TCP guarantees that the data will arrive in the same order it was sent.

That beeing said, you can just append all the incoming data to a buffer. Then check if your buffer contains one or more packets, and remove them from the buffer, keeping all the remaining data into the buffer for future check.

This, of course, suppose that your packets have some header that indicates the size of the following data.

Lets consider packets have the following structure:

[LEN] X X X...

Where LEN is the size of the data and each X is an byte.

If you receive:

4 X X X
[--1--]

The packet is not complete, you can leave it in the buffer. Then, other data arrives, you just append it to the buffer:

4 X X X X 3 X X X
        [---2---]

You then have 2 complete messages that you can easily parse.

If you do it, don't forget to send any length in a host-independant form (ntohs and ntohl can help).

ereOn
+1  A: 

I would have a function called readBytes or something that takes a buffer and a length parameter and reads until that many bytes have been read. You'll need to capture the number of bytes actually read and if it's less than the number you're expecting, advance your buffer pointer and read the rest. Keep looping until you've read them all.

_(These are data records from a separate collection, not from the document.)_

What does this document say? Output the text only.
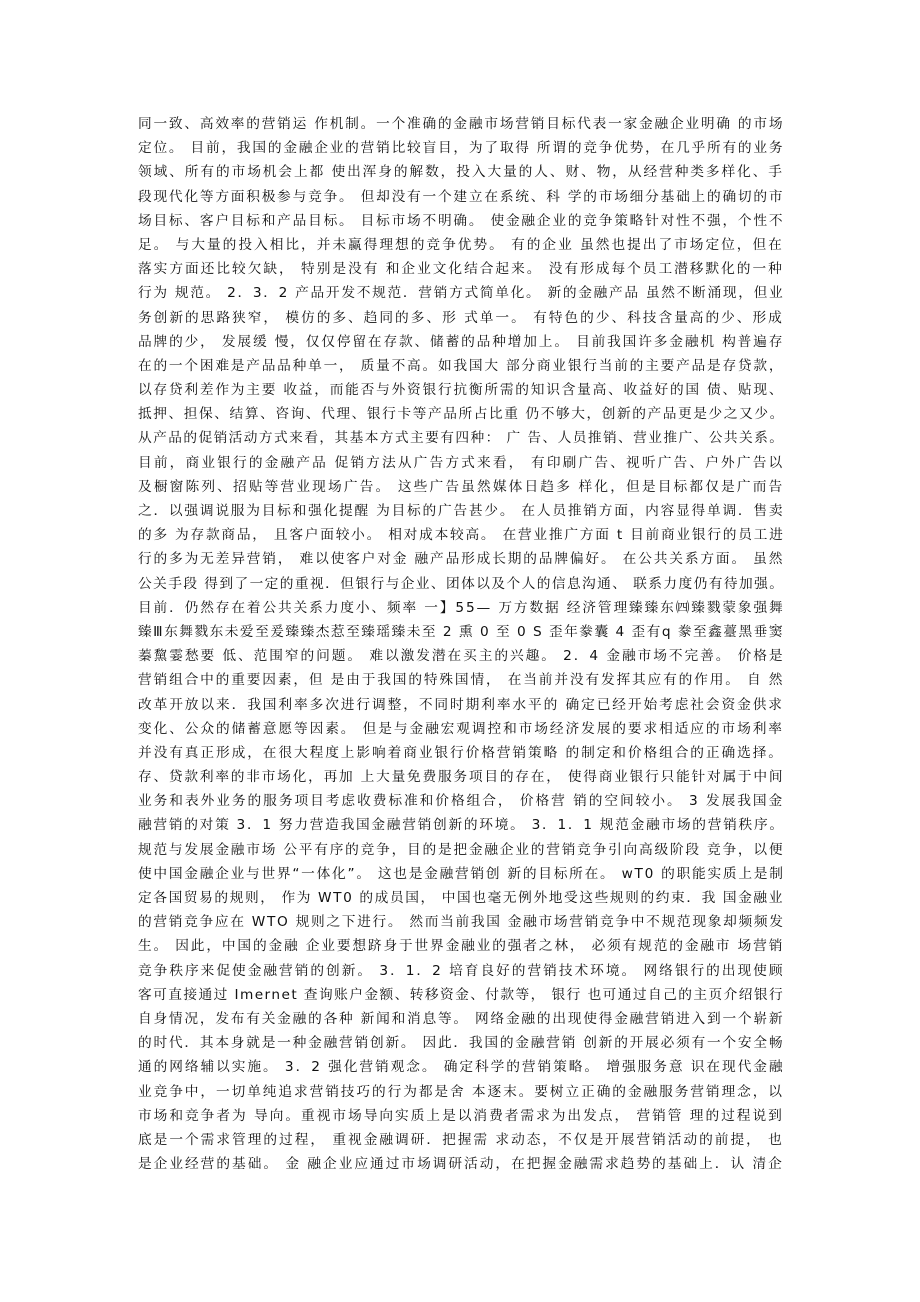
同一致、高效率的营销运 作机制。一个准确的金融市场营销目标代表一家金融企业明确 的市场
定位。 目前，我国的金融企业的营销比较盲目，为了取得 所谓的竞争优势，在几乎所有的业务
领域、所有的市场机会上都 使出浑身的解数，投入大量的人、财、物，从经营种类多样化、手
段现代化等方面积极参与竞争。 但却没有一个建立在系统、科 学的市场细分基础上的确切的市
场目标、客户目标和产品目标。 目标市场不明确。 使金融企业的竞争策略针对性不强，个性不
足。 与大量的投入相比，并未赢得理想的竞争优势。 有的企业 虽然也提出了市场定位，但在
落实方面还比较欠缺， 特别是没有 和企业文化结合起来。 没有形成每个员工潜移默化的一种
行为 规范。 2．3．2 产品开发不规范．营销方式简单化。 新的金融产品 虽然不断涌现，但业
务创新的思路狭窄， 模仿的多、趋同的多、形 式单一。 有特色的少、科技含量高的少、形成
品牌的少， 发展缓 慢，仅仅停留在存款、储蓄的品种增加上。 目前我国许多金融机 构普遍存
在的一个困难是产品品种单一， 质量不高。如我国大 部分商业银行当前的主要产品是存贷款，
以存贷利差作为主要 收益，而能否与外资银行抗衡所需的知识含量高、收益好的国 债、贴现、
抵押、担保、结算、咨询、代理、银行卡等产品所占比重 仍不够大，创新的产品更是少之又少。
从产品的促销活动方式来看，其基本方式主要有四种： 广 告、人员推销、营业推广、公共关系。
目前，商业银行的金融产品 促销方法从广告方式来看， 有印刷广告、视听广告、户外广告以
及橱窗陈列、招贴等营业现场广告。 这些广告虽然媒体日趋多 样化，但是目标都仅是广而告
之．以强调说服为目标和强化提醒 为目标的广告甚少。 在人员推销方面，内容显得单调．售卖
的多 为存款商品， 且客户面较小。 相对成本较高。 在营业推广方面 t 目前商业银行的员工进
行的多为无差异营销， 难以使客户对金 融产品形成长期的品牌偏好。 在公共关系方面。 虽然
公关手段 得到了一定的重视．但银行与企业、团体以及个人的信息沟通、 联系力度仍有待加强。
目前．仍然存在着公共关系力度小、频率 一】55— 万方数据 经济管理臻臻东㈣臻戮蒙象强舞
臻Ⅲ东舞戮东未爱至爰臻臻杰惹至臻瑶臻未至 2 熏 0 至 0 S 歪年豢囊 4 歪有q 豢至鑫薹黑垂窦
蓁黧霎愁要 低、范围窄的问题。 难以激发潜在买主的兴趣。 2．4 金融市场不完善。 价格是
营销组合中的重要因素，但 是由于我国的特殊国情， 在当前并没有发挥其应有的作用。 自 然
改革开放以来．我国利率多次进行调整，不同时期利率水平的 确定已经开始考虑社会资金供求
变化、公众的储蓄意愿等因素。 但是与金融宏观调控和市场经济发展的要求相适应的市场利率
并没有真正形成，在很大程度上影响着商业银行价格营销策略 的制定和价格组合的正确选择。
存、贷款利率的非市场化，再加 上大量免费服务项目的存在， 使得商业银行只能针对属于中间
业务和表外业务的服务项目考虑收费标准和价格组合， 价格营 销的空间较小。 3 发展我国金
融营销的对策 3．1 努力营造我国金融营销创新的环境。 3．1．1 规范金融市场的营销秩序。
规范与发展金融市场 公平有序的竞争，目的是把金融企业的营销竞争引向高级阶段 竞争，以便
使中国金融企业与世界“一体化”。 这也是金融营销创 新的目标所在。 wT0 的职能实质上是制
定各国贸易的规则， 作为 WT0 的成员国， 中国也毫无例外地受这些规则的约束．我 国金融业
的营销竞争应在 WTO 规则之下进行。 然而当前我国 金融市场营销竞争中不规范现象却频频发
生。 因此，中国的金融 企业要想跻身于世界金融业的强者之林， 必须有规范的金融市 场营销
竞争秩序来促使金融营销的创新。 3．1．2 培育良好的营销技术环境。 网络银行的出现使顾
客可直接通过 Imernet 查询账户金额、转移资金、付款等， 银行 也可通过自己的主页介绍银行
自身情况，发布有关金融的各种 新闻和消息等。 网络金融的出现使得金融营销进入到一个崭新
的时代．其本身就是一种金融营销创新。 因此．我国的金融营销 创新的开展必须有一个安全畅
通的网络辅以实施。 3．2 强化营销观念。 确定科学的营销策略。 增强服务意 识在现代金融
业竞争中，一切单纯追求营销技巧的行为都是舍 本逐末。要树立正确的金融服务营销理念，以
市场和竞争者为 导向。重视市场导向实质上是以消费者需求为出发点， 营销管 理的过程说到
底是一个需求管理的过程， 重视金融调研．把握需 求动态，不仅是开展营销活动的前提， 也
是企业经营的基础。 金 融企业应通过市场调研活动，在把握金融需求趋势的基础上．认 清企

Then call this function once for the header (containing the length), assuming that the header is a fixed length. Once you have the length of the actual data, call this function again.

Graeme Perrow
+1  A: 

This is often accomplished by prefixing messages with a one or two-byte length value which, like you said, gives the length of the remaining data. If I've understood you correctly, you're sending this as plain text (i.e., '5', '5') and this might get split up. Since you don't know the length of a decimal number, it's somewhat ambiguous. If you absolutely need to go with plain text, perhaps you could encode the length as a 16-bit hex value, i.e.:

00ff <255 bytes data> 000a <10 bytes data>

This way, the length of the size header is fixed to 4 bytes and can be used as a minimum read length when receiving on the socket.

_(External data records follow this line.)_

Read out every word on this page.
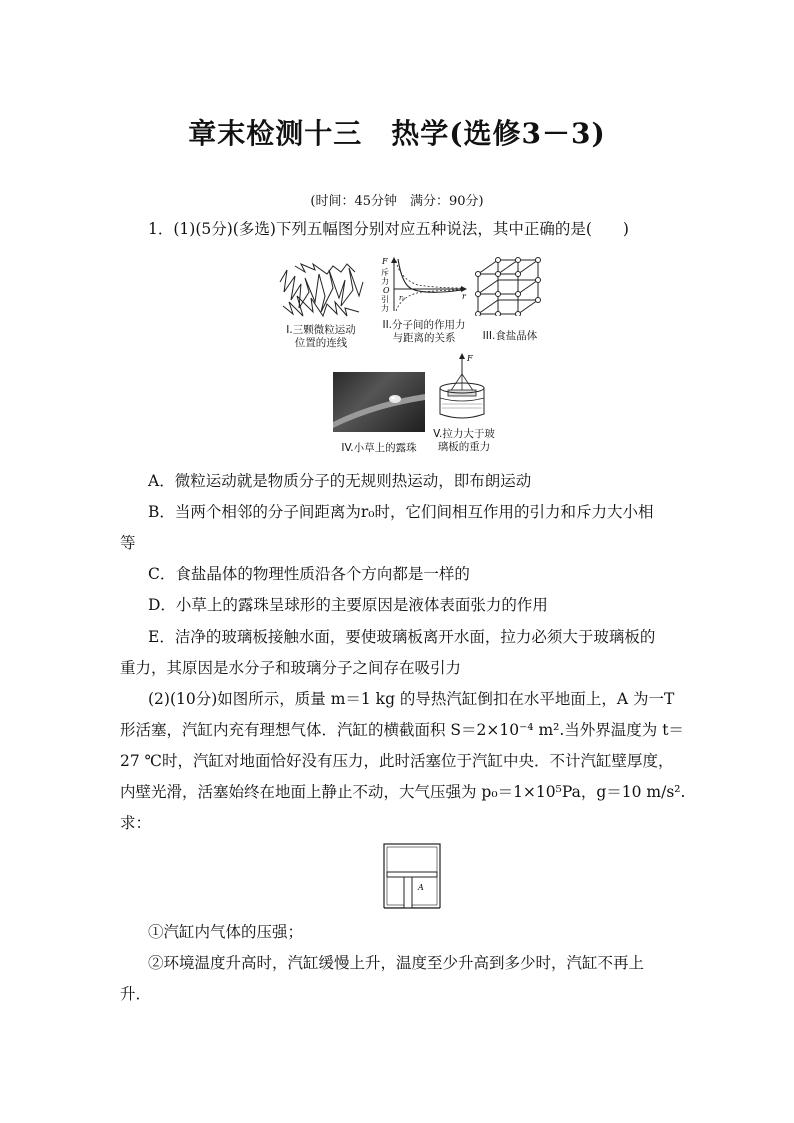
章末检测十三　热学(选修3－3)
(时间：45分钟　满分：90分)
1．(1)(5分)(多选)下列五幅图分别对应五种说法，其中正确的是(　　)
I.三颗微粒运动
位置的连线
F
斥
力
O
引
力
r₀	r
II.分子间的作用力
与距离的关系	III.食盐晶体
IV.小草上的露珠
F
V.拉力大于玻
璃板的重力
A．微粒运动就是物质分子的无规则热运动，即布朗运动
B．当两个相邻的分子间距离为r₀时，它们间相互作用的引力和斥力大小相
等
C．食盐晶体的物理性质沿各个方向都是一样的
D．小草上的露珠呈球形的主要原因是液体表面张力的作用
E．洁净的玻璃板接触水面，要使玻璃板离开水面，拉力必须大于玻璃板的
重力，其原因是水分子和玻璃分子之间存在吸引力
(2)(10分)如图所示，质量 m＝1 kg 的导热汽缸倒扣在水平地面上，A 为一T
形活塞，汽缸内充有理想气体．汽缸的横截面积 S＝2×10⁻⁴ m².当外界温度为 t＝
27 ℃时，汽缸对地面恰好没有压力，此时活塞位于汽缸中央．不计汽缸壁厚度，
内壁光滑，活塞始终在地面上静止不动，大气压强为 p₀＝1×10⁵Pa，g＝10 m/s².
求：
A
①汽缸内气体的压强；
②环境温度升高时，汽缸缓慢上升，温度至少升高到多少时，汽缸不再上
升．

Edit: Perhaps I misunderstood -- if reading the length value isn't a problem, deal with splits by concatenating incoming data to a string, byte buffer, or whatever until its length is equal to the value you read in the beginning. TCP will take care of the rest.

Take extra precautions to make sure that you can't get stuck in a blocking read state should the client not send a complete message. For example, say you receive the length header, and start a loop that keeps reading through blocking recv() calls until the buffer is filled. If a malicious client intentionally stops sending data, your server might be locked until the client either disconnects, or starts sending.